Tudo começou quando minha esposa, Eve, veio me pedir ajuda para inscrever um projeto no programa para a Valorização de Iniciativas Culturais (VAI), da cidade de São Paulo, e me perguntou se eu poderia auxiliar na revisão do texto e participar da coordenação, caso a ideia fosse aprovada.
Aceitei os dois convites sem pensar muito e sem perceber que esse momento era o começo de uma grande mudança.
Estávamos as duas em estágios parecidos da vida. Eu, no fim da minha graduação em Pedagogia e também finalizando a Iniciação Científica. Ela tinha acabado de se formar em Fotografia.
As duas encarando o início de uma jornada profissional e tentando descobrir com o que poderíamos trabalhar, de fato.
Apesar dessa incerteza inicial, tínhamos uma vontade em comum: atuar com ações sociais e com diversidade e inclusão.

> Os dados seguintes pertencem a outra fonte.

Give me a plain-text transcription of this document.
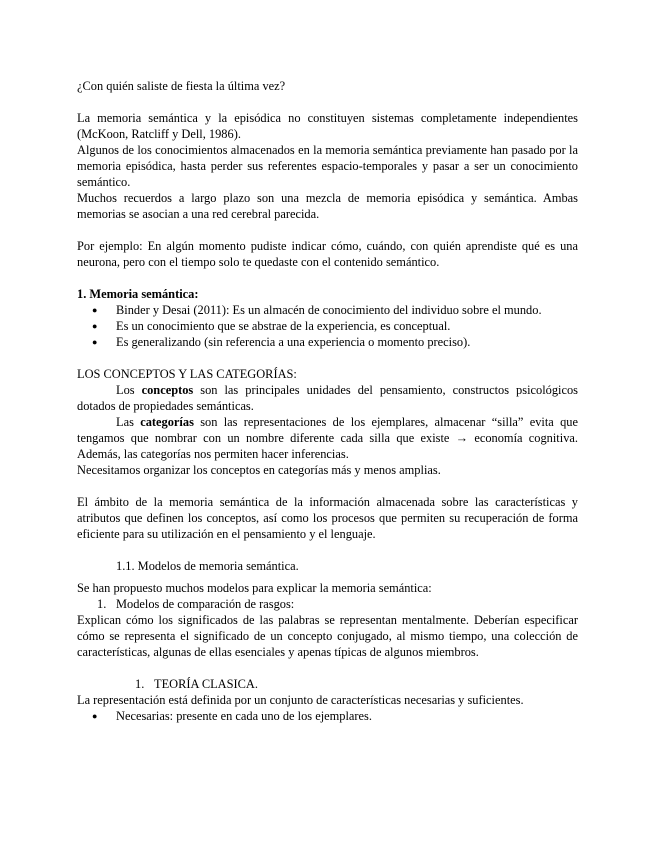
¿Con quién saliste de fiesta la última vez?

La memoria semántica y la episódica no constituyen sistemas completamente independientes (McKoon, Ratcliff y Dell, 1986).

Algunos de los conocimientos almacenados en la memoria semántica previamente han pasado por la memoria episódica, hasta perder sus referentes espacio-temporales y pasar a ser un conocimiento semántico.

Muchos recuerdos a largo plazo son una mezcla de memoria episódica y semántica. Ambas memorias se asocian a una red cerebral parecida.

Por ejemplo: En algún momento pudiste indicar cómo, cuándo, con quién aprendiste qué es una neurona, pero con el tiempo solo te quedaste con el contenido semántico.

1. Memoria semántica:

● Binder y Desai (2011): Es un almacén de conocimiento del individuo sobre el mundo.
● Es un conocimiento que se abstrae de la experiencia, es conceptual.
● Es generalizando (sin referencia a una experiencia o momento preciso).

LOS CONCEPTOS Y LAS CATEGORÍAS:

Los conceptos son las principales unidades del pensamiento, constructos psicológicos dotados de propiedades semánticas.

Las categorías son las representaciones de los ejemplares, almacenar “silla” evita que tengamos que nombrar con un nombre diferente cada silla que existe → economía cognitiva. Además, las categorías nos permiten hacer inferencias.

Necesitamos organizar los conceptos en categorías más y menos amplias.

El ámbito de la memoria semántica de la información almacenada sobre las características y atributos que definen los conceptos, así como los procesos que permiten su recuperación de forma eficiente para su utilización en el pensamiento y el lenguaje.

1.1. Modelos de memoria semántica.

Se han propuesto muchos modelos para explicar la memoria semántica:

1. Modelos de comparación de rasgos:

Explican cómo los significados de las palabras se representan mentalmente. Deberían especificar cómo se representa el significado de un concepto conjugado, al mismo tiempo, una colección de características, algunas de ellas esenciales y apenas típicas de algunos miembros.

1. TEORÍA CLASICA.

La representación está definida por un conjunto de características necesarias y suficientes.

● Necesarias: presente en cada uno de los ejemplares.
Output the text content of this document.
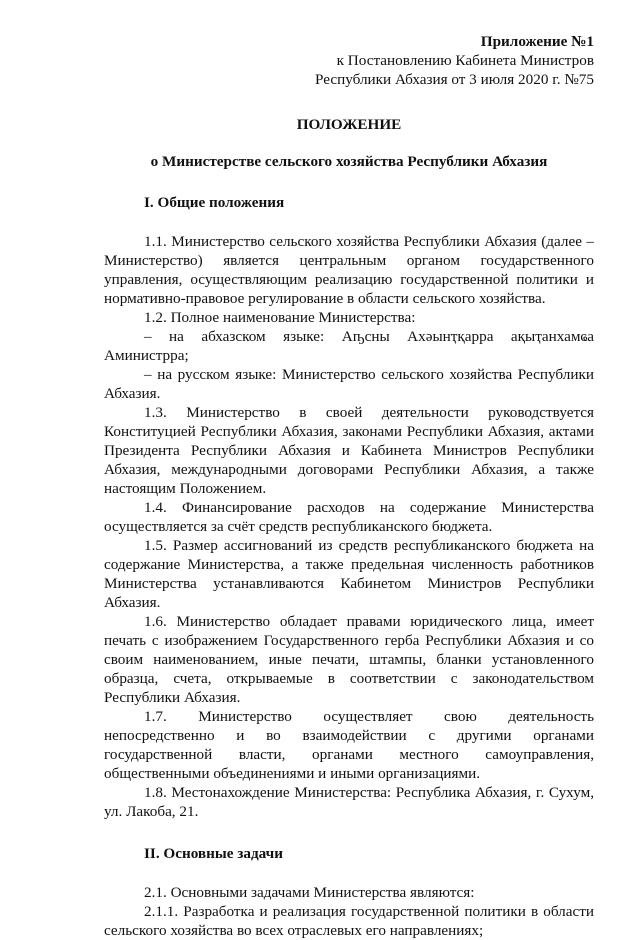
Приложение №1
к Постановлению Кабинета Министров
Республики Абхазия от 3 июля 2020 г. №75
ПОЛОЖЕНИЕ
о Министерстве сельского хозяйства Республики Абхазия
I. Общие положения

1.1. Министерство сельского хозяйства Республики Абхазия (далее – Министерство) является центральным органом государственного управления, осуществляющим реализацию государственной политики и нормативно-правовое регулирование в области сельского хозяйства.

1.2. Полное наименование Министерства:

– на абхазском языке: Аҧсны Ахәынҭқарра ақыҭанхамҩа Аминистрра;

– на русском языке: Министерство сельского хозяйства Республики Абхазия.

1.3. Министерство в своей деятельности руководствуется Конституцией Республики Абхазия, законами Республики Абхазия, актами Президента Республики Абхазия и Кабинета Министров Республики Абхазия, международными договорами Республики Абхазия, а также настоящим Положением.

1.4. Финансирование расходов на содержание Министерства осуществляется за счёт средств республиканского бюджета.

1.5. Размер ассигнований из средств республиканского бюджета на содержание Министерства, а также предельная численность работников Министерства устанавливаются Кабинетом Министров Республики Абхазия.

1.6. Министерство обладает правами юридического лица, имеет печать с изображением Государственного герба Республики Абхазия и со своим наименованием, иные печати, штампы, бланки установленного образца, счета, открываемые в соответствии с законодательством Республики Абхазия.

1.7. Министерство осуществляет свою деятельность непосредственно и во взаимодействии с другими органами государственной власти, органами местного самоуправления, общественными объединениями и иными организациями.

1.8. Местонахождение Министерства: Республика Абхазия, г. Сухум, ул. Лакоба, 21.

II. Основные задачи

2.1. Основными задачами Министерства являются:

2.1.1. Разработка и реализация государственной политики в области сельского хозяйства во всех отраслевых его направлениях;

O projeto que ela escreveu foi inspirado na sua vivência e na de um amigo que também foi convidado para participar da coordenação do projeto, o Pietro, um homem trans.
Os dois trabalharam juntos por alguns anos como atendentes em cafeterias e restaurantes e ela acompanhou de perto o processo de hormonização do amigo, as dificuldades que ele tinha no ambiente de trabalho quando ficava menstruado, assim como sua recolocação profissional na área da Tecnologia.
Quando fiz a primeira revisão do texto do projeto, entendi a profundidade do assunto com o qual estávamos lidando. Eu já tinha ouvido falar sobre pobreza menstrual antes, porém de forma distanciada, sem compreender exatamente como essa condição opera e quais são seus desdobramentos.
Pobreza menstrual vai muito além de não ter dinheiro para comprar absorventes. Também é sobre falta de acesso à informação acerca da fisiologia da menstruação, de conhecimento de meios saudáveis e sustentáveis de cuidados durante o ciclo menstrual e falta de acesso ao sistema de saúde, a consultas e exames de rotina e ao saneamento básico.
E se falar de menstruação para mulheres cis já é considerado um tabu, mesmo hoje em dia, imagine para pessoas que não atendem às normas de performance de gênero impostas pela sociedade?
Para homens trans, pessoas transmasculinas e não-binárias, a pobreza menstrual pode significar uma exposição indesejada no momento de comprar absorventes, pois itens de cuidado para o período menstrual são sempre associados ao gênero feminino
Para essa população, a pobreza menstrual também pode ser ter que se render a usar calcinhas, pois o formato dos absorventes externos não é pensado para ser usado com cuecas.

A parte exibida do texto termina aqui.